In der abl-Siedlung Obermaihof sahen sie eine Wohnung, die dem, was sie suchten, schon sehr nahekam. «Wir haben diese schöne 5.5-Zimmer-Wohnung gesehen, wussten aber, dass es selbst dann knapp werden könnte», sagt Peter rückblickend. Zumal klar war, dass der älteste Sohn Pedram – damals 18 Jahre alt – zunehmend Privatsphäre brauchen würde, solange er noch zu Hause wohnt.

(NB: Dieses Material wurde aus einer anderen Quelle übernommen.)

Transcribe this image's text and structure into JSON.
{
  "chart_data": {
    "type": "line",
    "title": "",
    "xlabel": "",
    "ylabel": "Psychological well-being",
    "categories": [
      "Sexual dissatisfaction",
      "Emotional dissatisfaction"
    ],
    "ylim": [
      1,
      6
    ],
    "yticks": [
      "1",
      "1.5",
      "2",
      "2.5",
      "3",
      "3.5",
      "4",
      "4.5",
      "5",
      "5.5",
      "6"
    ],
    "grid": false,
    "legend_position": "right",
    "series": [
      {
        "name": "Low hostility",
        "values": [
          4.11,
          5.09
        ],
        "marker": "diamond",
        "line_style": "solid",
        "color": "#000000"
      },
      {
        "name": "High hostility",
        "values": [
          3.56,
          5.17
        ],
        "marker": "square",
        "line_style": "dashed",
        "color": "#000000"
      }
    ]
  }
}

Was insbesondere Sahar überzeugte, war die Möglichkeit, im selben Gebäude zusätzlich ein kleines Atelier zu mieten (siehe Box). «Wir haben es zwar in den Plänen gesehen, dachten aber zuerst, dieses Zumiet-objekt sei nur für gewerbliche Zwecke gedacht», erzählt sie. «Dann wurde uns erklärt, dass es unter anderem für Jugendliche gedacht ist, die noch ein, zwei Schritte vor dem Auszug stehen. Da dachte ich: Das ist genau unsere Situation.»
Mehr Raum für alle
Zwei Jahre später sind die beiden überzeugt: Es war die richtige Lösung. «Für uns Eltern und die jüngeren Geschwister ist klar, dass das Studio Pedrams Reich ist und wir das respektieren», sagt Peter heute. «Gleichzeitig bringt es natürlich auch eine gewisse Entflechtung in den Alltag – alle haben etwas mehr Raum für sich.» Sahar ergänzt: «Das Familienleben findet ja immer noch bei uns hier oben im vierten Stock statt.» Pedram ist regelmässig oben, sitzt mit am Tisch, beteiligt sich am Familienleben. «Es ist wie ein kleines Mehrgenerationenmodell – einfach innerhalb eines Hauses.»
Ideale Situation
Und was sagt Pedram selbst? Wir treffen den heute 20-Jährigen – natürlich – in seinen eigenen vier Wänden. Auf rund 24 Quadratmetern hat er sich bestens eingelebt. «Klar, hier im Parterre kann es vorkommen, dass mal von aussen ein Fussball gegen die Storen knallt. Ansonsten hat man hier aber wirklich seine Ruhe.» Das Studio selbst ist bewusst einfach gehalten. Es gibt keinen Herd, nur eine kleine Teeküche und einen Kühlschrank; bei Bedarf kann Pedram aber auf eine Induktionsplatte zurückgreifen. Dafür verfügt das Studio über eine eigene Nasszelle.